Sur la question des réfugiés, l’Europe a échouée. Malgré la volonté de la plupart des grands états-membres de l’Union Européenne, ce sont les petits états comme ceux dits de «Visegrad» (Hongrie, République Tchèque, Slovaquie et Pologne), mais aussi l’Autriche, la Grande Bretagne, les pays baltiques et d’autres qui ont imposé leur vue – les frontières en Europe sont fermées, devant les barbelés des Balkans, de dizaines de milliers de réfugiés vivent une tragédie humanitaire et puisque nous préférons tous fermer les yeux devant cette catastrophe, il ne reste que la Turquie pour sauver l’Europe. Du moins, c’est ce que pensent les responsables européens.

La situation a un côté «faustien» – l’Europe est en train de vendre son âme à Erdogan dans l’espoir vague que la Turquie veuille bien résoudre notre problème. Et Erdogan, ce chef d’état soupçonné de commercer avec le Daesh, de vouloir déclencher une guerre avec la Russie, ce chef d’état qui malmène la liberté de la presse, qui bombarde (à l’instar du dictateur syrien Assad) les Kurdes, qui est soupçonné de ne pas être étranger à de nombreuses attaques terroristes, qui poursuit sans merci tous ceux qui pensent autrement que lui et qui est sur le point d’abandonner la voie laïciste du fondateur de la Turquie Kemal Atatürk, ce Erdogan, il se frotte actuellement les mains. Car il sait qu’il pourra dicter ses conditions à cette Union Européenne incapable de trouver une ligne commune pour faire face à ses problèmes.

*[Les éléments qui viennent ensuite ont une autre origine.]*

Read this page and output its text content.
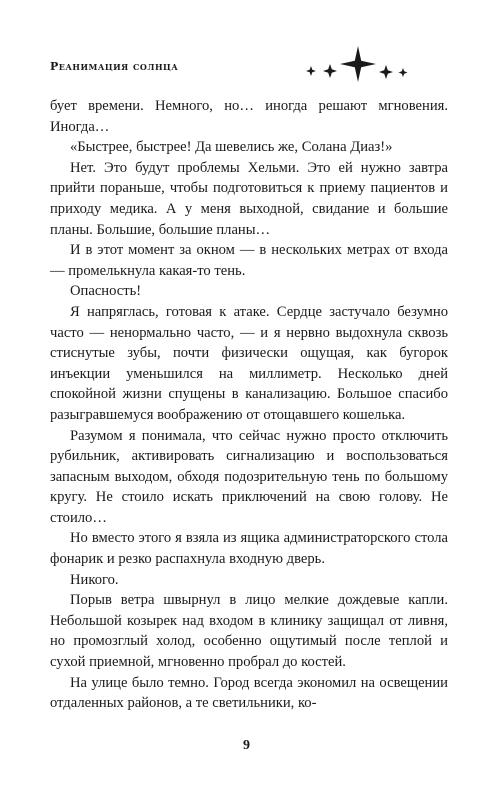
Реанимация солнца

бует времени. Немного, но… иногда решают мгновения. Иногда…

«Быстрее, быстрее! Да шевелись же, Солана Диаз!»

Нет. Это будут проблемы Хельми. Это ей нужно завтра прийти пораньше, чтобы подготовиться к приему пациентов и приходу медика. А у меня выходной, свидание и большие планы. Большие, большие планы…

И в этот момент за окном — в нескольких метрах от входа — промелькнула какая-то тень.

Опасность!

Я напряглась, готовая к атаке. Сердце застучало безумно часто — ненормально часто, — и я нервно выдохнула сквозь стиснутые зубы, почти физически ощущая, как бугорок инъекции уменьшился на миллиметр. Несколько дней спокойной жизни спущены в канализацию. Большое спасибо разыгравшемуся воображению от отощавшего кошелька.

Разумом я понимала, что сейчас нужно просто отключить рубильник, активировать сигнализацию и воспользоваться запасным выходом, обходя подозрительную тень по большому кругу. Не стоило искать приключений на свою голову. Не стоило…

Но вместо этого я взяла из ящика администраторского стола фонарик и резко распахнула входную дверь.

Никого.

Порыв ветра швырнул в лицо мелкие дождевые капли. Небольшой козырек над входом в клинику защищал от ливня, но промозглый холод, особенно ощутимый после теплой и сухой приемной, мгновенно пробрал до костей.

На улице было темно. Город всегда экономил на освещении отдаленных районов, а те светильники, ко-

9
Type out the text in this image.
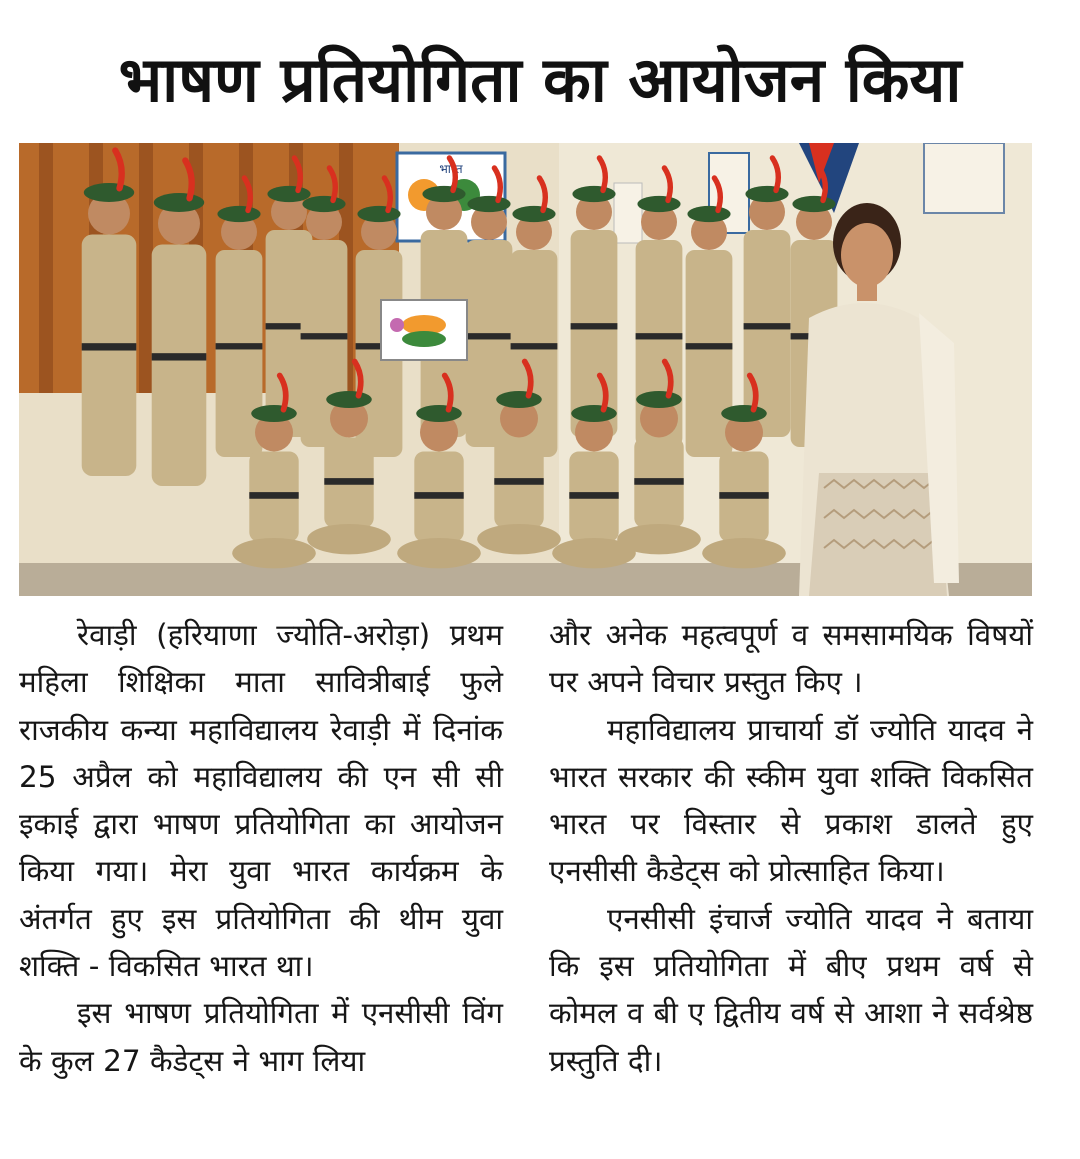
भाषण प्रतियोगिता का आयोजन किया
भारत

रेवाड़ी (हरियाणा ज्योति-अरोड़ा) प्रथम महिला शिक्षिका माता सावित्रीबाई फुले राजकीय कन्या महाविद्यालय रेवाड़ी में दिनांक 25 अप्रैल को महाविद्यालय की एन सी सी इकाई द्वारा भाषण प्रतियोगिता का आयोजन किया गया। मेरा युवा भारत कार्यक्रम के अंतर्गत हुए इस प्रतियोगिता की थीम युवा शक्ति - विकसित भारत था।

इस भाषण प्रतियोगिता में एनसीसी विंग के कुल 27 कैडेट्स ने भाग लिया

और अनेक महत्वपूर्ण व समसामयिक विषयों पर अपने विचार प्रस्तुत किए ।

महाविद्यालय प्राचार्या डॉ ज्योति यादव ने भारत सरकार की स्कीम युवा शक्ति विकसित भारत पर विस्तार से प्रकाश डालते हुए एनसीसी कैडेट्स को प्रोत्साहित किया।

एनसीसी इंचार्ज ज्योति यादव ने बताया कि इस प्रतियोगिता में बीए प्रथम वर्ष से कोमल व बी ए द्वितीय वर्ष से आशा ने सर्वश्रेष्ठ प्रस्तुति दी।
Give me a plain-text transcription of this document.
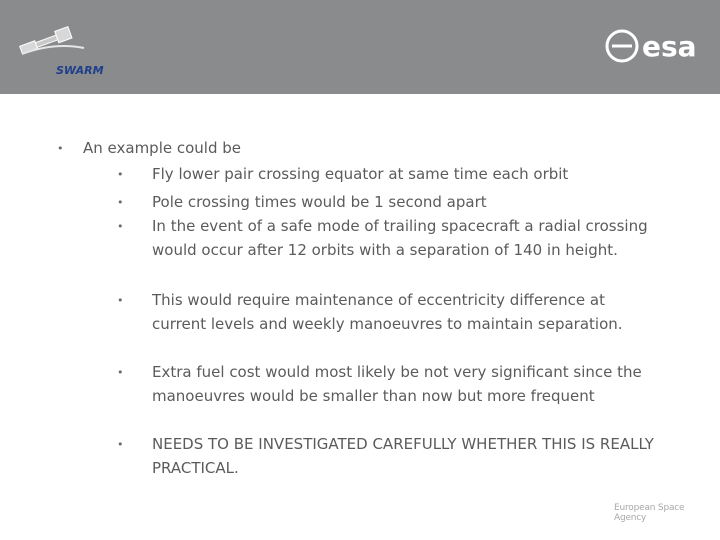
SWARM
esa
• An example could be
• Fly lower pair crossing equator at same time each orbit
• Pole crossing times would be 1 second apart
• In the event of a safe mode of trailing spacecraft a radial crossing would occur after 12 orbits with a separation of 140 in height.
• This would require maintenance of eccentricity difference at current levels and weekly manoeuvres to maintain separation.
• Extra fuel cost would most likely be not very significant since the manoeuvres would be smaller than now but more frequent
• NEEDS TO BE INVESTIGATED CAREFULLY WHETHER THIS IS REALLY PRACTICAL.
European Space Agency
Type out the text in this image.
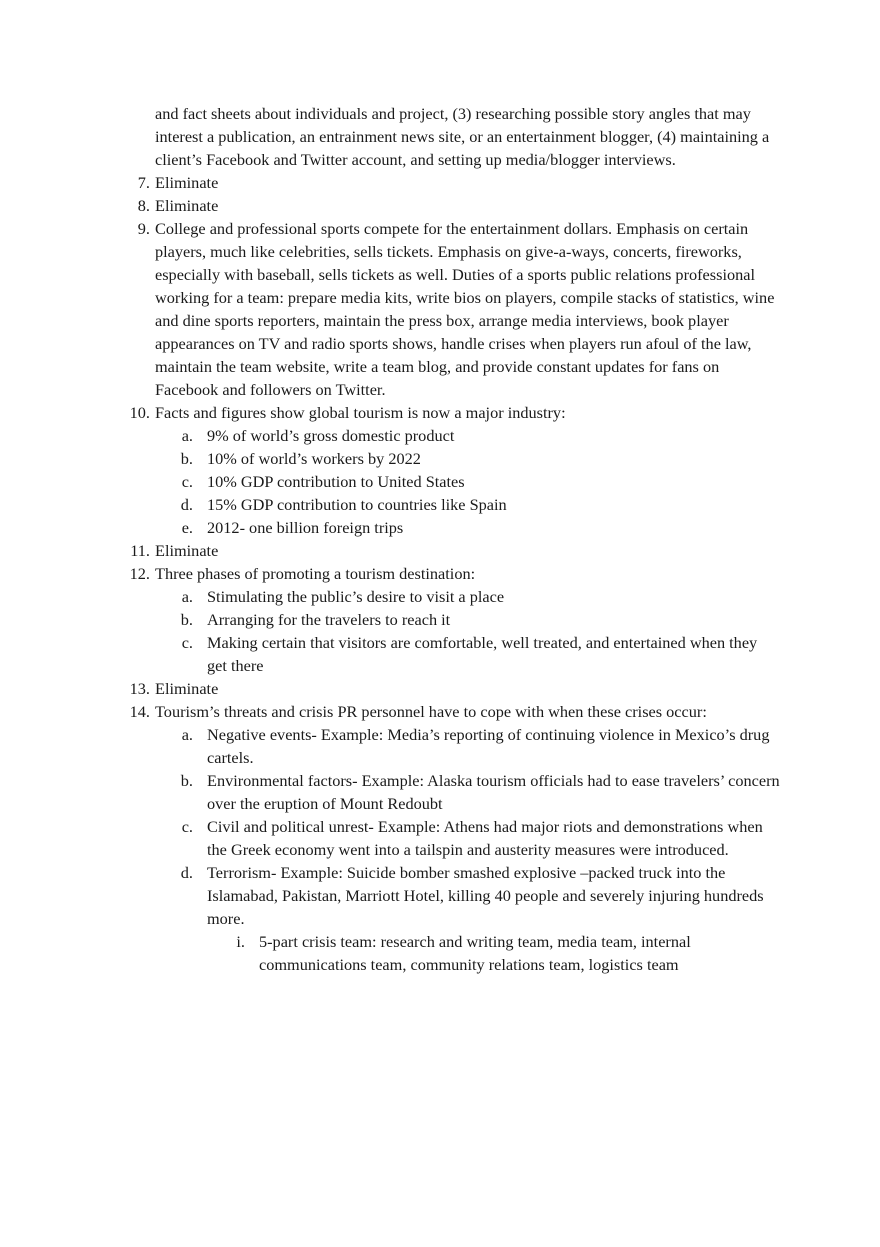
and fact sheets about individuals and project, (3) researching possible story angles that may interest a publication, an entrainment news site, or an entertainment blogger, (4) maintaining a client’s Facebook and Twitter account, and setting up media/blogger interviews.

7. Eliminate
8. Eliminate
9. College and professional sports compete for the entertainment dollars. Emphasis on certain players, much like celebrities, sells tickets. Emphasis on give-a-ways, concerts, fireworks, especially with baseball, sells tickets as well. Duties of a sports public relations professional working for a team: prepare media kits, write bios on players, compile stacks of statistics, wine and dine sports reporters, maintain the press box, arrange media interviews, book player appearances on TV and radio sports shows, handle crises when players run afoul of the law, maintain the team website, write a team blog, and provide constant updates for fans on Facebook and followers on Twitter.
10. Facts and figures show global tourism is now a major industry:
a. 9% of world’s gross domestic product
b. 10% of world’s workers by 2022
c. 10% GDP contribution to United States
d. 15% GDP contribution to countries like Spain
e. 2012- one billion foreign trips
11. Eliminate
12. Three phases of promoting a tourism destination:
a. Stimulating the public’s desire to visit a place
b. Arranging for the travelers to reach it
c. Making certain that visitors are comfortable, well treated, and entertained when they get there
13. Eliminate
14. Tourism’s threats and crisis PR personnel have to cope with when these crises occur:
a. Negative events- Example: Media’s reporting of continuing violence in Mexico’s drug cartels.
b. Environmental factors- Example: Alaska tourism officials had to ease travelers’ concern over the eruption of Mount Redoubt
c. Civil and political unrest- Example: Athens had major riots and demonstrations when the Greek economy went into a tailspin and austerity measures were introduced.
d. Terrorism- Example: Suicide bomber smashed explosive –packed truck into the Islamabad, Pakistan, Marriott Hotel, killing 40 people and severely injuring hundreds more.
i. 5-part crisis team: research and writing team, media team, internal communications team, community relations team, logistics team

Bien sûr, il est question de milliards d’euros qu’Ankara percevrait pour accueillir et surtout garder les réfugiés syriens, il est question de faciliter l’obtention de visas pour les ressortissants turcs et il est même question de raviver les négociations sur une éventuelle adhésion de la Turquie à l’Union Européenne. Considérant que la Turquie ne remplit en rien les conditions de base pour une telle adhésion, considérant que les valeurs démocratiques n’ont pas cours à Ankara, tout cela s’apparente à un dépôt de bilan définitif de l’Union Européenne.

Les réactions européennes sur les incidents en Turquie des derniers jours sont molles, extrêmement molles. On veut surtout éviter d’embêter la Turquie, puisque sans la Turquie, l’Europe risque de se désintégrer sur la question des réfugiés. On vend donc notre âme au diable, on ferme les yeux devant toutes les violations des Droits de l’Homme de Recep Tayyip Erdogan et le réveil risque d’être dur. Car la Turquie ne va pas résoudre ce problème pour nous, au contraire, elle utilisera les 2,5 millions de réfugiés syriens comme moyen de pression sur l’Europe pour obtenir ce qu’elle veut. Avons-nous déjà oublié les déclarations d’Erdogan d’il y a tout juste deux semaines, lorsqu’il avait menacé de laisser partir tous les réfugiés syriens vers l’Europe ?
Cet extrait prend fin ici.